Closed shahzeb1 closed 6 years ago
Can you give an example of where it does calculate a p-value? That function looks to return pval = np.nan
.
I'm not sure I follow what you mean.
Are you asking about the source code for tableone or are you asking me about how I'm using tableone?
In the line you highlight, it returns pval
, which is set to np.nan two lines above. So I was wondering where it was that you found a pval being computed. Is it just not clear that in one of the many comparisons it makes, a pval wasn't computed?
OK gotchu, I see that now.
I guess what I'm asking is: why is this warning being raised.
Is it because there is a lack of values for a specific group?
Here is the HTML output:
I'm just trying to better understand that p-test warning and see how to get rid of it / fix the data.
This warning I think is different than the one cited in original post.
This one indicates that an asymptotic test like Pearson's Chi-squared isn't a good choice here, because the cell counts are too small (looks primarily to be from missing data -- I can't see the bottom of the language variables -- does it have any observed in the suicide=1 group?).
I believe we have Fisher's exact test implemented, but it's only for the 2x2 case. Here it looks like you are kx2.
Ah I see, I thought the warning was referencing the same thing.
Here is a link to the HTML file: https://cdn.rawgit.com/CrivelliLab/structured_suicide/7e5d74d0/output/basic_stats_patient_info.html
Yeah that's what confused me because even though the terminal warns that No p-value was computed
(referring to the originally cited line of code), it still ends up generating some sort of p-value.
I'm just trying to figure out what to do with the data so the p-value doesn't raise any warning and can do a more sensible calculation.
So this looks like pretty sparse data.
If this is MIMIC data, I usually collapse some of these groups, so you end up with a sufficient number in each.
Alternatively, you can set pval=False
. It's unclear the objective of this study, so this may be reasonable if you're simply trying to summarise the data.
Yes it is MIMIC.
Yes, I saw the pval
option, and I just wanted to use tableone's p-value test. Seemed like a neat option, but it might not be fit for my use-case.

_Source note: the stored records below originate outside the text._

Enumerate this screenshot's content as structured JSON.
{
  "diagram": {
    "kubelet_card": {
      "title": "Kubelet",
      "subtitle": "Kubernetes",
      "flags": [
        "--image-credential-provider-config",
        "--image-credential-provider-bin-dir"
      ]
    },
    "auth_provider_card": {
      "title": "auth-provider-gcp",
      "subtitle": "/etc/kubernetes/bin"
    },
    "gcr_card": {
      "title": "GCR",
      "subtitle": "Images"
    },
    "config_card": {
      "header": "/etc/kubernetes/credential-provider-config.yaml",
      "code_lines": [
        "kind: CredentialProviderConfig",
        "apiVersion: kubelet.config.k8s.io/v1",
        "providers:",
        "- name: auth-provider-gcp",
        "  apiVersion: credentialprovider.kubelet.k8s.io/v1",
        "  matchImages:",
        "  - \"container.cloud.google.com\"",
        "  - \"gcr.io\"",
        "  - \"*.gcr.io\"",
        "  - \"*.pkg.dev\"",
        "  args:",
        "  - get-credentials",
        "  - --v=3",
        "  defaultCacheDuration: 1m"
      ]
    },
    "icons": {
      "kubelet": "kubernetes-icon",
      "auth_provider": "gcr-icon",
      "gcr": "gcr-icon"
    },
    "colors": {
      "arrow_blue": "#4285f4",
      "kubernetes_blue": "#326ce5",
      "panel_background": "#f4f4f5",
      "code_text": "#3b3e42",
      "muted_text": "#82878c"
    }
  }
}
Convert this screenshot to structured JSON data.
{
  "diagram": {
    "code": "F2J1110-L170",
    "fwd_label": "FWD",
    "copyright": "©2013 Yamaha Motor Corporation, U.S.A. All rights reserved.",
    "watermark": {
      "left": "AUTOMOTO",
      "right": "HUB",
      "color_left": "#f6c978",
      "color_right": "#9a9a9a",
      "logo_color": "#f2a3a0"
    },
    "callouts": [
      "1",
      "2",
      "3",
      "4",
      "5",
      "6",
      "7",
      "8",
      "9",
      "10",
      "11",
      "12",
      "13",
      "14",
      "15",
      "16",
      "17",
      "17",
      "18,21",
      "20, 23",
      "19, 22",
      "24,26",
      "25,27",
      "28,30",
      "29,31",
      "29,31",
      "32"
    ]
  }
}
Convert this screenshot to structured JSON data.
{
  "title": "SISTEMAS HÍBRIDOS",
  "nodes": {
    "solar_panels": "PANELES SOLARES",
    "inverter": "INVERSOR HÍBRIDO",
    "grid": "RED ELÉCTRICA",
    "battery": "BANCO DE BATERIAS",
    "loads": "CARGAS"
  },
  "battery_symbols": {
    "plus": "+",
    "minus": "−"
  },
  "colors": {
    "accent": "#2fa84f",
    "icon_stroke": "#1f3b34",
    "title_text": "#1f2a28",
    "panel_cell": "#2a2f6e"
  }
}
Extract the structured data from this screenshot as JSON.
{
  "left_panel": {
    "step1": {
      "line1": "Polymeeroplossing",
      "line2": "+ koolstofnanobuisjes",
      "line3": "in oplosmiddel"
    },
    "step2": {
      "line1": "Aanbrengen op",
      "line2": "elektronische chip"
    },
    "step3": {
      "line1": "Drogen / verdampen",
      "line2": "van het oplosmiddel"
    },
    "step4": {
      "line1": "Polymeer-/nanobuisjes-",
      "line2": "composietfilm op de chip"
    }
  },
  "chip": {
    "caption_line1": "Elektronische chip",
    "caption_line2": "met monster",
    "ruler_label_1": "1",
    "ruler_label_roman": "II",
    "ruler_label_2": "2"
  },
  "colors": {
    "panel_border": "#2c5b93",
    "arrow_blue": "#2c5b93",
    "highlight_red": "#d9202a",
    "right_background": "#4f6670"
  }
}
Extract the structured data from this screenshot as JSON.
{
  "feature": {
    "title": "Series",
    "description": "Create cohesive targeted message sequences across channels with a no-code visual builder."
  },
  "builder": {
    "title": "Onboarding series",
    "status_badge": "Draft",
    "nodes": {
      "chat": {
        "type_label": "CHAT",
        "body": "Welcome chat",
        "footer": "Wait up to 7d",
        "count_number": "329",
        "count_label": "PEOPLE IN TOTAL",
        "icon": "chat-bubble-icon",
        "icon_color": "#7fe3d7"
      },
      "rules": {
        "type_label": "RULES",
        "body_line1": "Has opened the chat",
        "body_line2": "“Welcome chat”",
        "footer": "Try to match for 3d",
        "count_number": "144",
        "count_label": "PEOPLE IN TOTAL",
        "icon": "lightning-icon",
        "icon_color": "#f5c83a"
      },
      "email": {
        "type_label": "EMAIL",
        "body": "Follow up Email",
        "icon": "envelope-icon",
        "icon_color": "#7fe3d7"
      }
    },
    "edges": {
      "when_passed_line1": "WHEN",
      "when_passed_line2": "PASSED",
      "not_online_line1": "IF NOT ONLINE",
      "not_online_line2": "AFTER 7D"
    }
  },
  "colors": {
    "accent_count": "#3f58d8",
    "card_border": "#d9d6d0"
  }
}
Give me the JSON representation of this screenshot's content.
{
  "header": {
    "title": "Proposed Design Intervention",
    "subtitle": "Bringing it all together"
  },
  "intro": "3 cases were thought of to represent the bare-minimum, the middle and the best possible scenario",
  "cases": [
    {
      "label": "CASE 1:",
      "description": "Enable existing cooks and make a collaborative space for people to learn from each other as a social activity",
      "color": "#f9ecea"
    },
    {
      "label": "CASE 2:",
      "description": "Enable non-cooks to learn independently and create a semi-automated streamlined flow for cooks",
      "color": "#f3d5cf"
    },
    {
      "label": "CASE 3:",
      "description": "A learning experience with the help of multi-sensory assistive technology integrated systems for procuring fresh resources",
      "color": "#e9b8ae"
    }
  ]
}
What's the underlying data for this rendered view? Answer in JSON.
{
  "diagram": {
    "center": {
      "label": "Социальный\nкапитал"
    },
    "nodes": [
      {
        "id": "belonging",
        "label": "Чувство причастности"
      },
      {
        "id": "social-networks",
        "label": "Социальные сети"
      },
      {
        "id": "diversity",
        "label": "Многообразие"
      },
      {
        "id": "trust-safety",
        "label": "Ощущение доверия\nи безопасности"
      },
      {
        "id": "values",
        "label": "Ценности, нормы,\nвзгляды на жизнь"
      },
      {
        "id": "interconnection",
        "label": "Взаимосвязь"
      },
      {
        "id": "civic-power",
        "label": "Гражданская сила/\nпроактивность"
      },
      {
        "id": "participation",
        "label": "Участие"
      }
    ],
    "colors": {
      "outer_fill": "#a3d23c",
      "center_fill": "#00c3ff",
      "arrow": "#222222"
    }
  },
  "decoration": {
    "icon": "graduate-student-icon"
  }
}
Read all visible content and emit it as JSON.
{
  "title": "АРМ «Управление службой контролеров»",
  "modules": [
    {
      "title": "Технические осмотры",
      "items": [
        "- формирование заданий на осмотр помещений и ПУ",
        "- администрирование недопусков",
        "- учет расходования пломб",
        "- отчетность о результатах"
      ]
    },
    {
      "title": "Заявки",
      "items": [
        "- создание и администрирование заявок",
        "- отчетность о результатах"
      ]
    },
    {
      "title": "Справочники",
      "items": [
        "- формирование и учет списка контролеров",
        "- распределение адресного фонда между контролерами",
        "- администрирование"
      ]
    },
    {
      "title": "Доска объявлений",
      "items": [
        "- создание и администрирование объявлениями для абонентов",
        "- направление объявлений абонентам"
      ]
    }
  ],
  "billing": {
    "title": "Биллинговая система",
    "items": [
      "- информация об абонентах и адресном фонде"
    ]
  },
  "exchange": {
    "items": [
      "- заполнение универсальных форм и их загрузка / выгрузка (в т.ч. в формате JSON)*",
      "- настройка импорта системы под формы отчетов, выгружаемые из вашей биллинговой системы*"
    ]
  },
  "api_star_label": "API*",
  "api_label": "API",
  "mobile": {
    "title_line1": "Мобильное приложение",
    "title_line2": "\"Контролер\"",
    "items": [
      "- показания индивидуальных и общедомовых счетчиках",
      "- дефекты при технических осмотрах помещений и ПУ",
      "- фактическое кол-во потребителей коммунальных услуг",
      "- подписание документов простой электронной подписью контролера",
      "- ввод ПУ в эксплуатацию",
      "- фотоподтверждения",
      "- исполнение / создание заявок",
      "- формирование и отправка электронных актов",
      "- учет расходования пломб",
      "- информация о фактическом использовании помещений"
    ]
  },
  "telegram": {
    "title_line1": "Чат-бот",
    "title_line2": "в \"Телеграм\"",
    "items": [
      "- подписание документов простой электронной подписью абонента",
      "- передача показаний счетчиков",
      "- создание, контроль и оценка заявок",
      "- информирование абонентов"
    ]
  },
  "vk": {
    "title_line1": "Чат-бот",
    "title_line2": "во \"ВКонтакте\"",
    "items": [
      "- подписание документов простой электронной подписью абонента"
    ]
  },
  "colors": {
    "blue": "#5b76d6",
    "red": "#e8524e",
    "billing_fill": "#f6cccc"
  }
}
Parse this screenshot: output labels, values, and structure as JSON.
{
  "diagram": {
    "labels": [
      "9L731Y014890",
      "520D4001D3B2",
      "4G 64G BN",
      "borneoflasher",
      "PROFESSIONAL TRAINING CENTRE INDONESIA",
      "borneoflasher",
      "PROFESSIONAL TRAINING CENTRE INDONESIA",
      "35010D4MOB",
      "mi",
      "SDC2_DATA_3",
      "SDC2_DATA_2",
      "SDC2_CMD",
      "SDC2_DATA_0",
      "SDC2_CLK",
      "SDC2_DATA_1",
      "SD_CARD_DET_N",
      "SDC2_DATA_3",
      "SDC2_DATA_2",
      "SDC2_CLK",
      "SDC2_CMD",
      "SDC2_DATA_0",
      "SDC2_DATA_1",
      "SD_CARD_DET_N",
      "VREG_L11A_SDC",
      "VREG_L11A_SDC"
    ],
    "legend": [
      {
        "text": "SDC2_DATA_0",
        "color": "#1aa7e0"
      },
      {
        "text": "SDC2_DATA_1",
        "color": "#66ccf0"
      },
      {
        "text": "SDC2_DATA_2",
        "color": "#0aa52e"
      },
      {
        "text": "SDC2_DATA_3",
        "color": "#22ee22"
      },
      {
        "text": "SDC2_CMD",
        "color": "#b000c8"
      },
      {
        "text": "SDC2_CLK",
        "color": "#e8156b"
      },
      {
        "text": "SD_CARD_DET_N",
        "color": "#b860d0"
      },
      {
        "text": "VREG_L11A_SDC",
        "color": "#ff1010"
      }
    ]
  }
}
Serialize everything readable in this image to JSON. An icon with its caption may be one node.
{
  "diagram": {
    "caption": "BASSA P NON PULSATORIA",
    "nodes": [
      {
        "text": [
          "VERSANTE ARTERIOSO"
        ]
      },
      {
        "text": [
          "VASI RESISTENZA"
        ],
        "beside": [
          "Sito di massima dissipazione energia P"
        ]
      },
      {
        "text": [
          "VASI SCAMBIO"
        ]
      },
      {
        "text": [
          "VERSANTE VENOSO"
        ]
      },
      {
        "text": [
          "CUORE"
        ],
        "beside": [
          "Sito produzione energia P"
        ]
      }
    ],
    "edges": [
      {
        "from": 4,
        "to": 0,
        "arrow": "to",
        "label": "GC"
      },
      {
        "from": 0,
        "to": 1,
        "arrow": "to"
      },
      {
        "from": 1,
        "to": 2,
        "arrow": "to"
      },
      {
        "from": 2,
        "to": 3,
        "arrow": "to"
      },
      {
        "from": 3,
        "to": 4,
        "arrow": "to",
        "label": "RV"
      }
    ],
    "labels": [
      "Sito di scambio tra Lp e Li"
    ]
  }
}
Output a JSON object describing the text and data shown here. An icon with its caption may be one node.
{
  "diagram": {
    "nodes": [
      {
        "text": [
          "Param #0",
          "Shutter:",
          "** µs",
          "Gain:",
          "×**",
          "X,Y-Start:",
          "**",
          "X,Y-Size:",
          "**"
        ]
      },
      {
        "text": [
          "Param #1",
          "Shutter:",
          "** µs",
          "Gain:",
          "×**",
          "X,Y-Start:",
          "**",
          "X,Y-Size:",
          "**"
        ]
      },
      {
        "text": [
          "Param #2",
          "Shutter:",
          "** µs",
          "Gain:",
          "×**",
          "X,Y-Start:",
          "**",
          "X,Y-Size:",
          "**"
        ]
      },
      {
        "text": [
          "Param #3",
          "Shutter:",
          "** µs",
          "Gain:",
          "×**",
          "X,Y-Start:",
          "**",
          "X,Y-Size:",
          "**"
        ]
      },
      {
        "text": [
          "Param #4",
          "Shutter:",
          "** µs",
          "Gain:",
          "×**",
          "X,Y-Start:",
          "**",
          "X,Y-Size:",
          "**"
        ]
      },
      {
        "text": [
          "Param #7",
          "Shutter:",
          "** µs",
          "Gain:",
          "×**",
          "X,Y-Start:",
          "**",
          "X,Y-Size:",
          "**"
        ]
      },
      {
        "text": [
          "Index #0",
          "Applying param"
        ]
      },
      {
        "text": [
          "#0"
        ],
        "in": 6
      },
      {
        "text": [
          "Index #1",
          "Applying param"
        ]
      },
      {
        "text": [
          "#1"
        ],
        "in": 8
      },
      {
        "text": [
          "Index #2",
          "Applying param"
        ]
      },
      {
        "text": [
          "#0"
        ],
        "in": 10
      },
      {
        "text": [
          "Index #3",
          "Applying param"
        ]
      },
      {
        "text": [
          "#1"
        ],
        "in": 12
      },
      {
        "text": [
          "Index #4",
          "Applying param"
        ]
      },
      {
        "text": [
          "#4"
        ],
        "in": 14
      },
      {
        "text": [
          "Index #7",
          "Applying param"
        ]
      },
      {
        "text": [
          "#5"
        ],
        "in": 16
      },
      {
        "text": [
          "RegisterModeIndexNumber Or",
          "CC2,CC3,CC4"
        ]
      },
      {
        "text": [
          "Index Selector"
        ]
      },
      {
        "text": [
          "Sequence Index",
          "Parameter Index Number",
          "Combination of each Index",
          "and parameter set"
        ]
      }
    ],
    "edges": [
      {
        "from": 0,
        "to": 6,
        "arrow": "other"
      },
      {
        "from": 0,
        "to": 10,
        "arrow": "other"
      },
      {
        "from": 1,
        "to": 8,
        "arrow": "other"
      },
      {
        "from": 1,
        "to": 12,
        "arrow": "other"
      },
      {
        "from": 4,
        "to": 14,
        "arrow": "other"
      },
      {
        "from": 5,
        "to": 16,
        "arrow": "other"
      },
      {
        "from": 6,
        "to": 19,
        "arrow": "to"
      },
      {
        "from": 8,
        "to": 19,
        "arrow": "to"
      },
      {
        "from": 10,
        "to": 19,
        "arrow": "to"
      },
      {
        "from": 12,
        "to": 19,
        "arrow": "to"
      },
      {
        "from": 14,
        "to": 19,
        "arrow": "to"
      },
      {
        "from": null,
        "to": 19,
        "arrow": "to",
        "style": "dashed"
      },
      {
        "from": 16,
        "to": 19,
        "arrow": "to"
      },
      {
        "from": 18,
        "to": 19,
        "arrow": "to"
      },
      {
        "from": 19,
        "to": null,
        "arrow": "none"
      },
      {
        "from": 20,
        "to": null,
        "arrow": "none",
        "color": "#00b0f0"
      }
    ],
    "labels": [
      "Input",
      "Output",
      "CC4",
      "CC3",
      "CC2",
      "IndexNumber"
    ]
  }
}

So due to the sparsity of the second group, it's basically unable to accurately generate the tests?
Also one general question: Do the p-value tests look at each row by row comparing the two groups or do the tests look at an entire column and compare it to the second group's column. I assume it's the latter.
Thank you for your quick responses by the way, really appreciate it.
For sparse categorical data, it's generally not a great idea to use Pearson's chi-squared test. Fisher's exact test is an alternative, but we have not implemented the general (mxn) case yet. I think were are hoping to do so in the future, but don't have an ETA.
Yes, it looks at the latter, and outputs one p-value.
Thank you for the help.
https://github.com/tompollard/tableone/blob/1e920cdeaa44306379cd942a8fdabfea849e1fb4/tableone.py#L557
I feel like the warning being shown here is vague especially because despite saying that "No p-value was computed" it does end up computing a p-value.
If you explain why this warning is being generated, I would be more than happy to work on a PR which gives a more appropriate and verbose warning.